On "Lavender Hill" she's managed to mount three eyes along with a couple of withered breasts. "The Chama" resembles Matisse's naked dancers on the upper walls at the Barnes Foundation. "The White Place" presents a penis or two, "Red Hills" a couple of nice fat knees, and "Red Hills II" sports an embarrassingly shaded pair of buttocks (someone has been sitting around too long!)

§     §     §

What do the three authors of this volume make of all this? Hard to tell. At least one of them seems quite busily involved in name-dropping the Santa Fe arts-&-crafts world. In a couple of pages, Frederick W. Turner manages to squeeze in Eliot Porter and "the most prominent critic and historian," John Brinkerhoff Jackson.

There is Mary Lou Aswell [as well] who "discovered Eudora Welty" (who may not have even been lost).

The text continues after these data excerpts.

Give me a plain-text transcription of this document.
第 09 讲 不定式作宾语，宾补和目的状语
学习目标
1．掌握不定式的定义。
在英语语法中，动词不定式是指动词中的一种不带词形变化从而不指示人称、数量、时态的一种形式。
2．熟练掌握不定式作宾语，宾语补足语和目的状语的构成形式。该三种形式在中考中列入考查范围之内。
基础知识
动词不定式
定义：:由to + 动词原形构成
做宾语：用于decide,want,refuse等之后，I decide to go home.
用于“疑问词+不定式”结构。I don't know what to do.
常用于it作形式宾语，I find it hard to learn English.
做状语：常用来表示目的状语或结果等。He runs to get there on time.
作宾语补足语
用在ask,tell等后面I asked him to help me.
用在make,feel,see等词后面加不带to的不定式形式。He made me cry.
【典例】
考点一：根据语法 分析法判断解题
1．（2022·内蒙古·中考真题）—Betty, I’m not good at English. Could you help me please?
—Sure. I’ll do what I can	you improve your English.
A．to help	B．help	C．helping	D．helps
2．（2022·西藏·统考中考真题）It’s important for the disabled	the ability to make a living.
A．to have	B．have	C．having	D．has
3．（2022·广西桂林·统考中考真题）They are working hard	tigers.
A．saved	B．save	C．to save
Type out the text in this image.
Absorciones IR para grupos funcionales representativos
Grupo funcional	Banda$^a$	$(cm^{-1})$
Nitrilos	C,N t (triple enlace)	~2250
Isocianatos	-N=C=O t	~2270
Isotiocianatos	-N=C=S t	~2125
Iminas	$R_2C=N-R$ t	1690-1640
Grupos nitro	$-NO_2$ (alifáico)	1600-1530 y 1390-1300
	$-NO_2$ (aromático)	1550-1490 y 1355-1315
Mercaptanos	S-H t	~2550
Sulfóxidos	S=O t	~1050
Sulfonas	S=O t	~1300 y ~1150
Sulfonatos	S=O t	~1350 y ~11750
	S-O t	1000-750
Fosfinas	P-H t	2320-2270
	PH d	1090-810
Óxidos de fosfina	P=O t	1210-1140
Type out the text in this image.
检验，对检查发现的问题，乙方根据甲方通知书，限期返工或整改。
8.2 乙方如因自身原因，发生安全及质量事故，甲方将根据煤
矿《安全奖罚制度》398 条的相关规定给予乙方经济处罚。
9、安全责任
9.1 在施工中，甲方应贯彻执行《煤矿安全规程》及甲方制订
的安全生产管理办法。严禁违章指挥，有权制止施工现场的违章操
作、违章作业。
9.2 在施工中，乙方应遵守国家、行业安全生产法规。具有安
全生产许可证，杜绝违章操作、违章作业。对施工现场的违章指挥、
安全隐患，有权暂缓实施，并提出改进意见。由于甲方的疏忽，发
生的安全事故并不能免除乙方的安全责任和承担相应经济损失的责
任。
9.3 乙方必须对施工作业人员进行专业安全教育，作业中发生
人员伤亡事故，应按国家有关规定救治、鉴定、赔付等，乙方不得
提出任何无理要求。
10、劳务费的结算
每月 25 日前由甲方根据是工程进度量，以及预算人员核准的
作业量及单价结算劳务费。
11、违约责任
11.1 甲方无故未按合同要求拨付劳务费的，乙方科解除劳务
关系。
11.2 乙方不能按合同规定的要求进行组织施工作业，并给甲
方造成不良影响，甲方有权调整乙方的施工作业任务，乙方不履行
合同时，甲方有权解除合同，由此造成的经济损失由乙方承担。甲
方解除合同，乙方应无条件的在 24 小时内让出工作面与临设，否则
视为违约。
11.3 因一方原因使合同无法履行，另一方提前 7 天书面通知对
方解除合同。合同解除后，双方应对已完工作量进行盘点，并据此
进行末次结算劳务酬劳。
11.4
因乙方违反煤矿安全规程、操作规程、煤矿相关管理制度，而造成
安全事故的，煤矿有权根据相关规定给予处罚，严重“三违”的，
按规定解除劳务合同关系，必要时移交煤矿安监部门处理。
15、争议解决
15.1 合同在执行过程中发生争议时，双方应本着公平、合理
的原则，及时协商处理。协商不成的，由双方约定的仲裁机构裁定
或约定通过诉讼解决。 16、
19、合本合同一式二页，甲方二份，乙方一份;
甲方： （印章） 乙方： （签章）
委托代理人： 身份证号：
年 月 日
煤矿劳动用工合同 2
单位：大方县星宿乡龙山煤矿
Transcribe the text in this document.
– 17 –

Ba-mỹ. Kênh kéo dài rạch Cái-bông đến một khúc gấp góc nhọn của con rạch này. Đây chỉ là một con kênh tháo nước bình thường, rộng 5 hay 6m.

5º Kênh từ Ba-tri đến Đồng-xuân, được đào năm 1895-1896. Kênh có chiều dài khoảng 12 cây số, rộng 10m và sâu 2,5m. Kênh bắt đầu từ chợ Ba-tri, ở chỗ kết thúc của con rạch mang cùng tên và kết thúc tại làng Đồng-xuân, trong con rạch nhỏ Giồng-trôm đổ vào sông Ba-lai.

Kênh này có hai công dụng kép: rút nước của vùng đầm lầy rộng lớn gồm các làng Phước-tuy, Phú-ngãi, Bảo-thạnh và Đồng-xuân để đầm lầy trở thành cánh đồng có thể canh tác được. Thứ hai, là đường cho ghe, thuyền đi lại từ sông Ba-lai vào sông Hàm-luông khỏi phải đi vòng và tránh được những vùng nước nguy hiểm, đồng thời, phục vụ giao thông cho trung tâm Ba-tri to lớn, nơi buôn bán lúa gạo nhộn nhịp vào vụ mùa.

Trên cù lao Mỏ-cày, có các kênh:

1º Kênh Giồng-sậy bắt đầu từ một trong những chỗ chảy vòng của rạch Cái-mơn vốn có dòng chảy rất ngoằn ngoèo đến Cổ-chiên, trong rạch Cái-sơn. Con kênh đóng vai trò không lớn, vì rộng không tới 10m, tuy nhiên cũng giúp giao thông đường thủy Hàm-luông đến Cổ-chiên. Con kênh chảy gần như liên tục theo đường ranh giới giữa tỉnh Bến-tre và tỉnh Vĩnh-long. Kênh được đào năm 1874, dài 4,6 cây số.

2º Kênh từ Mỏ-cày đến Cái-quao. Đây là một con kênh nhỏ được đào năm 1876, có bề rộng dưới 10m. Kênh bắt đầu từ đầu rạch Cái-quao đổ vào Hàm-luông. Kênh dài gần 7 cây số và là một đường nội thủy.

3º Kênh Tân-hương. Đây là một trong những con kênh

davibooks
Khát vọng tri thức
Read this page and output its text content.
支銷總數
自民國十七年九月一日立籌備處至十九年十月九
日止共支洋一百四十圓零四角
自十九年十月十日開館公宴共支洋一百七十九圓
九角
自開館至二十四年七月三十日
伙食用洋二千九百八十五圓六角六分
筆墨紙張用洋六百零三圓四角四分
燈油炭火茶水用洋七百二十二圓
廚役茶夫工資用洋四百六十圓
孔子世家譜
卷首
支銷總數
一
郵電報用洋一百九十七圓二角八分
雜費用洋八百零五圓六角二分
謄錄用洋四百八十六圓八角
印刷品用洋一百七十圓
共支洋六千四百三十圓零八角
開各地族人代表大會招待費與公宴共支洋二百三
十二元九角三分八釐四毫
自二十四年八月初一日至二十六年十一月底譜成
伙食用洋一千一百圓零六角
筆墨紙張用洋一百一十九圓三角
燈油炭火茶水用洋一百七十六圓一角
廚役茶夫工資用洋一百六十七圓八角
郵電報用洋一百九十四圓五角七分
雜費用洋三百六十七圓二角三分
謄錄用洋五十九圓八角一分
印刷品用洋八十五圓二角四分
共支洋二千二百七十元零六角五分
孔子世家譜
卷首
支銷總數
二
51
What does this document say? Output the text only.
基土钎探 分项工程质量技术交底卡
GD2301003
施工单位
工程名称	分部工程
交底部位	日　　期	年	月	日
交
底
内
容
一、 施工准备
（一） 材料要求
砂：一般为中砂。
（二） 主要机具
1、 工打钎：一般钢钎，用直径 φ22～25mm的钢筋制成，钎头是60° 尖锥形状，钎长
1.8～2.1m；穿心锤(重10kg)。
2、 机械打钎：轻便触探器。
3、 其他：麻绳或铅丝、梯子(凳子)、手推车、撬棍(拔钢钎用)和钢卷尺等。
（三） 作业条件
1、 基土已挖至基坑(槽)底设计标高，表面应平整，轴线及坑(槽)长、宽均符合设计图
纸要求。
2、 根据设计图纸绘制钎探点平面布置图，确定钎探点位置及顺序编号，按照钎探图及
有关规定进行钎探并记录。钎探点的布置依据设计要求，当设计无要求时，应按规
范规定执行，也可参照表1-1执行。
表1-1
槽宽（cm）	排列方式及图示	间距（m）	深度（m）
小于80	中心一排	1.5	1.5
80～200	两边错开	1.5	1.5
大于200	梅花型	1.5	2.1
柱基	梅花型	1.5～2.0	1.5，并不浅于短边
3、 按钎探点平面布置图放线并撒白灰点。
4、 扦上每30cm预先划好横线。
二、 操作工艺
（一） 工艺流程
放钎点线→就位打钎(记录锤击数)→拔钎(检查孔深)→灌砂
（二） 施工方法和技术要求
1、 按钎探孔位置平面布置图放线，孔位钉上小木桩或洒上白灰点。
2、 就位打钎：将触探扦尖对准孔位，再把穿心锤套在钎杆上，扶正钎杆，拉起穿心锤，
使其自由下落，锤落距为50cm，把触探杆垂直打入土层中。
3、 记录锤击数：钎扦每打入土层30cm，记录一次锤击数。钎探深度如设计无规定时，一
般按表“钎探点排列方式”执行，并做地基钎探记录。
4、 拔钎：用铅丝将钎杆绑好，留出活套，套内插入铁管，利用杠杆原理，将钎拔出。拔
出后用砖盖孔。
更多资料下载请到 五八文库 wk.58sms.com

John Masters is at the party too, as are the "patrons of American art Gifford and Joanne Phillips." Turner even runs into a tree that "made me think of Willa Cather" ... which is quite a trick if you think about it.

Turner and the Santa Fe art types did meet Georgia O'Keeffe earlier on but didn't much care for her: "It wasn't very pleasant ... The artist had kept her distance." Them rich patron folks can't understand why a painter would high-hat them, as she did (literally) "under the shadow of a broad-brimmed hat." O'Keeffe, you're a jewel. You can tell what a sour-puss she was from the photograph below.

Her art is a jewel, too, at least if we can judge by what Princeton University has reproduced here (although the reproductions are fairly gruesome: O'Keeffe's detail work and most of her dark coloring just don't lend themselves to the print media). Those of us who care for body parts (even eyes riding near the tops of hills, not unlike those on the back of a dollar bill) see her works as funny, a comedia del arte. And like some other artists before her, she delighted in pulling the collective legs of establishment-climbing critics and snooty patrons --- those who would know great art only if the artists consented to come to tea with them.

O'Keeffe's scorn for the country-club set reminds us of Nabokov and Larkin; the ill-hidden breasts and buttocks in her paintings remind us of the tricks of Samuel Beckett. He regularly planted semi-pornographic lines in the radio plays he wrote for the stodgy BBC.

It leads us to believe that these winter-in-New-Mexico philanthropists were, even after their Drambuies, a prudish lot who would only dare to examine a lovely lady's ass if it came from the brush of Renoir, Seurat, Gauguin or O'Keeffe.